Ce double OUI massif (59 et 76%) représente un désaveu clair pour les milieux libéraux qui par leurs tripatouillages anti-démocratiques : « splitting » de notre initiative, tentative abusive de la faire invalider par le Tribunal fédéral, etc. ont retardé l’échéance du vote populaire, par peur du verdict des urnes et pour tenter de mettre les Genevois devant un prétendu « fait accompli » fédéral constitué par le vote de la LME-bis (LApEl) aux Chambres ce printemps. Concrètement, cette initiative représente un mandat clair des citoyen-ne-s, adressé aux autorités comme aux SIG : les Genevois-e-s plébiscitent une politique en matière d’eau et d’électricité qui se fonde sur une logique de service public et non sur des critères marchands.

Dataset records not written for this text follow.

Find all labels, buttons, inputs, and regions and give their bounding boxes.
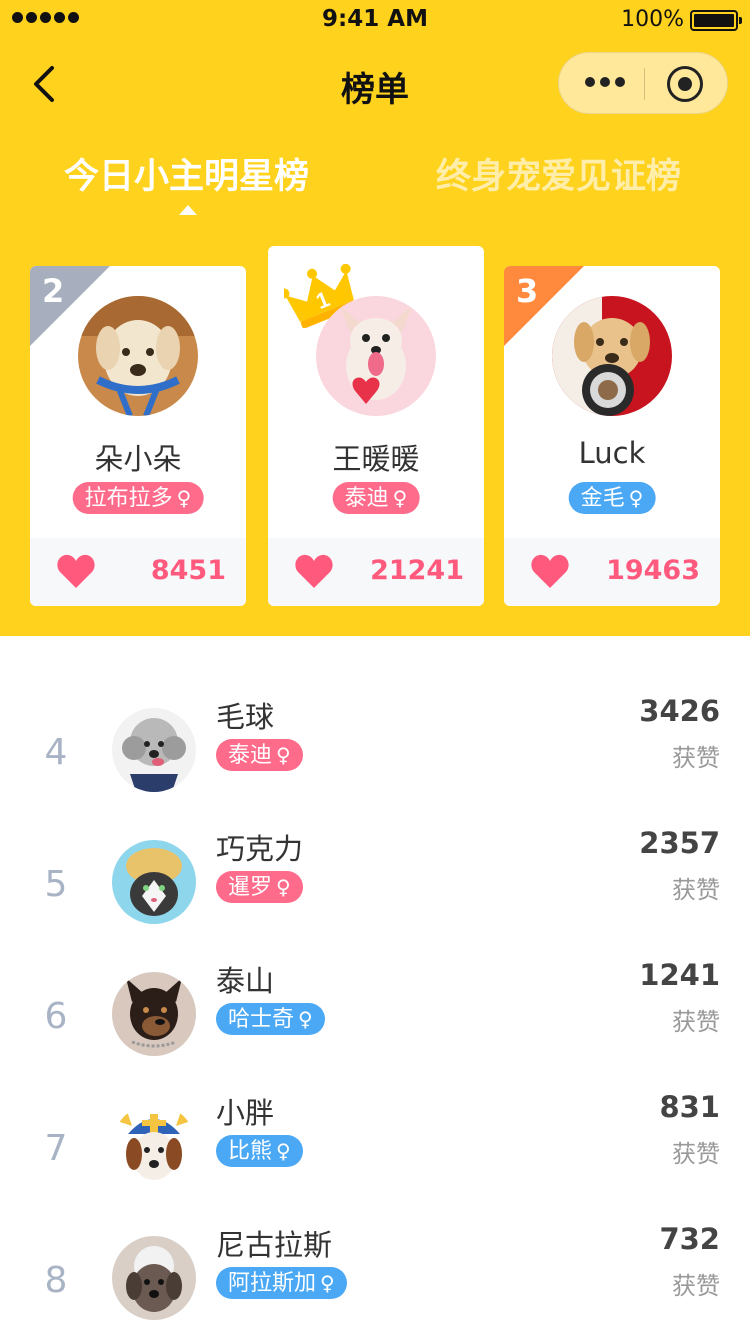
list-item-rank-7[interactable]: 7 小胖 比熊 ♀ 831 获赞 [0, 1090, 750, 1210]
capsule-divider [644, 68, 645, 100]
tab-daily-star[interactable]: 今日小主明星榜 [64, 148, 309, 199]
pet-name: 王暖暖 [332, 442, 420, 476]
dog-golden-avatar [552, 296, 672, 416]
cat-siamese-avatar [112, 840, 196, 924]
pet-name: 尼古拉斯 [216, 1228, 333, 1262]
breed-label: 泰迪 [228, 743, 273, 768]
dog-labrador-avatar [78, 296, 198, 416]
dog-poodle-avatar [112, 708, 196, 792]
more-button[interactable] [585, 77, 625, 87]
card-footer: 19463 [504, 538, 720, 606]
vote-count: 8451 [150, 555, 226, 586]
dog-chihuahua-avatar [316, 296, 436, 416]
breed-tag: 比熊 ♀ [216, 1135, 303, 1167]
battery-percent: 100% [621, 7, 684, 32]
active-tab-indicator [179, 205, 197, 215]
rank-number: 2 [42, 272, 65, 310]
vote-count: 19463 [606, 555, 700, 586]
card-footer: 8451 [30, 538, 246, 606]
avatar [112, 1104, 196, 1188]
breed-label: 泰迪 [344, 486, 389, 511]
breed-tag: 泰迪 ♀ [216, 739, 303, 771]
dog-terrier-avatar [112, 1236, 196, 1320]
avatar [112, 840, 196, 924]
rank-number: 7 [44, 1128, 68, 1169]
heart-icon[interactable] [56, 552, 96, 590]
avatar [552, 296, 672, 416]
rank-number: 4 [44, 732, 68, 773]
breed-tag: 哈士奇 ♀ [216, 1003, 325, 1035]
pet-name: Luck [578, 436, 646, 470]
tab-lifetime-love[interactable]: 终身宠爱见证榜 [436, 148, 681, 199]
podium-card-rank-1[interactable]: 1 王暖暖 泰迪 ♀ 21241 [268, 246, 484, 606]
breed-label: 比熊 [228, 1139, 273, 1164]
avatar [78, 296, 198, 416]
breed-label: 拉布拉多 [84, 486, 173, 511]
female-icon: ♀ [392, 486, 408, 510]
rank-number: 6 [44, 996, 68, 1037]
list-item-rank-5[interactable]: 5 巧克力 暹罗 ♀ 2357 获赞 [0, 826, 750, 946]
pet-name: 毛球 [216, 700, 275, 734]
header-area: 9:41 AM 100% 榜单 今日小主明星榜 终身宠爱见证榜 2 朵小朵 拉布… [0, 0, 750, 636]
like-label: 获赞 [672, 876, 720, 904]
breed-label: 哈士奇 [228, 1007, 295, 1032]
pet-name: 朵小朵 [94, 442, 182, 476]
pet-name: 泰山 [216, 964, 275, 998]
breed-tag: 阿拉斯加 ♀ [216, 1267, 347, 1299]
list-item-rank-4[interactable]: 4 毛球 泰迪 ♀ 3426 获赞 [0, 694, 750, 814]
like-count: 732 [659, 1222, 720, 1256]
list-item-rank-6[interactable]: 6 泰山 哈士奇 ♀ 1241 获赞 [0, 958, 750, 1078]
female-icon: ♀ [298, 1007, 313, 1031]
rank-number: 8 [44, 1260, 68, 1301]
avatar [316, 296, 436, 416]
avatar [112, 1236, 196, 1320]
podium-card-rank-3[interactable]: 3 Luck 金毛 ♀ 19463 [504, 266, 720, 606]
pet-name: 小胖 [216, 1096, 275, 1130]
avatar [112, 972, 196, 1056]
female-icon: ♀ [176, 486, 192, 510]
breed-tag: 金毛 ♀ [568, 482, 656, 514]
list-item-rank-8[interactable]: 8 尼古拉斯 阿拉斯加 ♀ 732 获赞 [0, 1222, 750, 1334]
female-icon: ♀ [276, 1139, 291, 1163]
like-count: 2357 [639, 826, 720, 860]
status-bar: 9:41 AM 100% [0, 0, 750, 40]
pet-name: 巧克力 [216, 832, 304, 866]
mini-program-capsule [558, 52, 728, 114]
female-icon: ♀ [628, 486, 644, 510]
close-target-icon[interactable] [667, 66, 703, 102]
like-label: 获赞 [672, 744, 720, 772]
like-count: 1241 [639, 958, 720, 992]
breed-label: 暹罗 [228, 875, 273, 900]
breed-tag: 泰迪 ♀ [332, 482, 420, 514]
podium-card-rank-2[interactable]: 2 朵小朵 拉布拉多 ♀ 8451 [30, 266, 246, 606]
dog-doberman-avatar [112, 972, 196, 1056]
dog-viking-hat-avatar [112, 1104, 196, 1188]
heart-icon[interactable] [294, 552, 334, 590]
avatar [112, 708, 196, 792]
breed-tag: 拉布拉多 ♀ [72, 482, 204, 514]
female-icon: ♀ [276, 875, 291, 899]
like-label: 获赞 [672, 1140, 720, 1168]
female-icon: ♀ [276, 743, 291, 767]
like-label: 获赞 [672, 1008, 720, 1036]
battery-icon [690, 10, 742, 31]
rank-number: 5 [44, 864, 68, 905]
vote-count: 21241 [370, 555, 464, 586]
card-footer: 21241 [268, 538, 484, 606]
breed-tag: 暹罗 ♀ [216, 871, 303, 903]
like-count: 831 [659, 1090, 720, 1124]
female-icon: ♀ [320, 1271, 335, 1295]
rank-number: 3 [516, 272, 539, 310]
like-count: 3426 [639, 694, 720, 728]
breed-label: 金毛 [580, 486, 625, 511]
like-label: 获赞 [672, 1272, 720, 1300]
breed-label: 阿拉斯加 [228, 1271, 317, 1296]
heart-icon[interactable] [530, 552, 570, 590]
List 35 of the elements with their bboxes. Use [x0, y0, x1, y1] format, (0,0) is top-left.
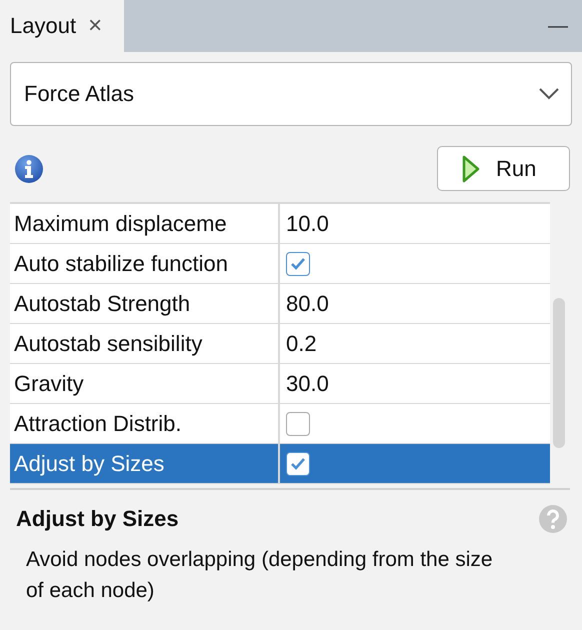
help-icon[interactable]	[538, 504, 568, 534]
checkbox[interactable]	[286, 412, 310, 436]
minimize-button[interactable]: —	[548, 14, 568, 38]
checkbox[interactable]	[286, 452, 310, 476]
tab-label[interactable]: Layout	[10, 13, 76, 39]
play-icon	[462, 154, 480, 182]
property-name: Autostab Strength	[13, 290, 192, 318]
info-icon[interactable]	[14, 154, 44, 184]
description-title: Adjust by Sizes	[16, 506, 179, 532]
property-name: Autostab sensibility	[13, 330, 204, 358]
scrollbar-thumb[interactable]	[553, 298, 565, 448]
property-name: Adjust by Sizes	[13, 450, 166, 478]
property-row[interactable]: Autostab Strength 80.0	[10, 284, 550, 324]
property-row[interactable]: Adjust by Sizes	[10, 444, 550, 484]
description-text: Avoid nodes overlapping (depending from the size of each node)	[26, 547, 494, 604]
chevron-down-icon	[539, 88, 559, 100]
property-value[interactable]: 0.2	[278, 324, 550, 363]
property-name: Attraction Distrib.	[13, 410, 182, 438]
property-row[interactable]: Maximum displaceme 10.0	[10, 204, 550, 244]
property-row[interactable]: Autostab sensibility 0.2	[10, 324, 550, 364]
algorithm-dropdown[interactable]: Force Atlas	[10, 62, 572, 126]
property-name: Auto stabilize function	[13, 250, 230, 278]
checkmark-icon	[290, 256, 306, 270]
layout-tab[interactable]: Layout ×	[0, 0, 124, 52]
property-name: Maximum displaceme	[13, 210, 228, 238]
run-button[interactable]: Run	[437, 146, 570, 191]
property-name: Gravity	[13, 370, 85, 398]
property-value[interactable]: 10.0	[278, 204, 550, 243]
property-row[interactable]: Gravity 30.0	[10, 364, 550, 404]
property-value[interactable]: 80.0	[278, 284, 550, 323]
close-button[interactable]: ×	[88, 12, 102, 40]
property-row[interactable]: Auto stabilize function	[10, 244, 550, 284]
property-value[interactable]: 30.0	[278, 364, 550, 403]
checkmark-icon	[290, 456, 306, 470]
checkbox[interactable]	[286, 252, 310, 276]
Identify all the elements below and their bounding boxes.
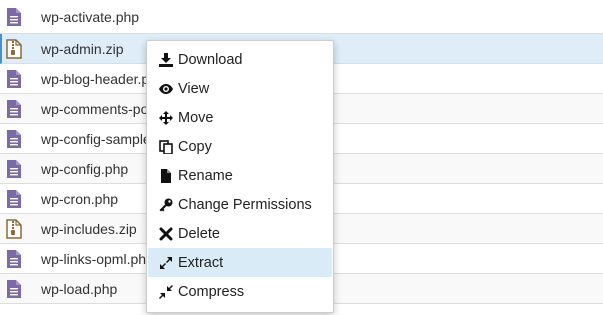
php-file-icon	[7, 249, 21, 268]
php-file-icon	[7, 99, 21, 118]
download-icon	[159, 52, 173, 67]
menu-item-extract[interactable]: Extract	[148, 248, 332, 277]
php-file-icon	[7, 189, 21, 208]
expand-icon	[160, 256, 172, 269]
menu-item-rename[interactable]: Rename	[148, 161, 332, 190]
file-name: wp-admin.zip	[41, 40, 124, 57]
file-name: wp-links-opml.ph	[41, 250, 147, 267]
menu-item-delete[interactable]: Delete	[148, 219, 332, 248]
menu-item-label: Download	[178, 51, 243, 68]
menu-item-label: Compress	[178, 283, 245, 300]
menu-item-download[interactable]: Download	[148, 45, 332, 74]
menu-item-label: Extract	[178, 254, 224, 271]
php-file-icon	[7, 69, 21, 88]
php-file-icon	[7, 129, 21, 148]
file-name: wp-config.php	[41, 160, 129, 177]
menu-item-label: Move	[178, 109, 214, 126]
file-name: wp-includes.zip	[41, 220, 137, 237]
menu-item-copy[interactable]: Copy	[148, 132, 332, 161]
file-name: wp-load.php	[41, 280, 118, 297]
zip-file-icon	[6, 38, 22, 59]
file-row[interactable]: wp-activate.php	[0, 0, 603, 34]
file-name: wp-activate.php	[41, 8, 140, 25]
menu-item-label: Rename	[178, 167, 233, 184]
file-name: wp-cron.php	[41, 190, 119, 207]
menu-item-view[interactable]: View	[148, 74, 332, 103]
menu-item-move[interactable]: Move	[148, 103, 332, 132]
menu-item-label: Delete	[178, 225, 220, 242]
menu-item-label: Change Permissions	[178, 196, 312, 213]
menu-item-label: Copy	[178, 138, 212, 155]
compress-icon	[159, 284, 173, 299]
menu-item-change-permissions[interactable]: Change Permissions	[148, 190, 332, 219]
x-icon	[159, 227, 173, 240]
php-file-icon	[7, 7, 21, 26]
php-file-icon	[7, 159, 21, 178]
menu-item-label: View	[178, 80, 210, 97]
eye-icon	[159, 83, 173, 94]
file-name: wp-comments-po	[41, 100, 149, 117]
file-name: wp-blog-header.p	[41, 70, 150, 87]
menu-item-compress[interactable]: Compress	[148, 277, 332, 306]
copy-icon	[159, 139, 173, 154]
move-arrows-icon	[159, 110, 173, 125]
file-name: wp-config-sample	[41, 130, 151, 147]
php-file-icon	[7, 279, 21, 298]
key-icon	[159, 198, 173, 211]
zip-file-icon	[6, 218, 22, 239]
context-menu: Download View Move Copy Rename Change Pe…	[146, 40, 334, 313]
file-icon	[161, 168, 171, 183]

Ils/elles réaffirment en particulier leur volonté de voir l’approvisionnement et la distribution de l’électricité dans notre canton soumise aux règles du jeu fixées par l’art. 160 E de la Constitution cantonale avec ses dispositions antinucléaires et favorables à l’utilisation rationnelle de l’énergie, comme au développement des énergies renouvelables. En matière électrique, l’initiative adresse également un message clair aux gros consommateurs et aux milieux économiques qui seraient tentés de « court-circuiter » les SIG et de chercher sur le « marché » qui sera ouvert par la LApEL des offres plus financièrement avantageuses à court terme : une telle politique les mettrait clairement en porte-à-faux avec les préoccupations environnementales et antinucléaires des citoyen-ne-s.
Enfin, le Comité d’initiative attend de tous les répresentant-e-s de Genève à Berne, qu’ils défendent de manière intransigeante la volonté de leurs concitoyen -ne-s, quand cette modification constitutionnelle genevoise sera soumise aux Chambres fédérales pour en obtenir la garantie. Rappelons à ce propos, que dans le contexte de l’entrée en vigueur de la LApEl, c’est précisément notre initiative qui garantit – notamment – l’octroi à Genève d’une « zone de desserte » unique aux Services Industriels de Genève (SIG) et qui protégera la grande majorité des usagers-ères, petits et moyens consommateurs d’électricité.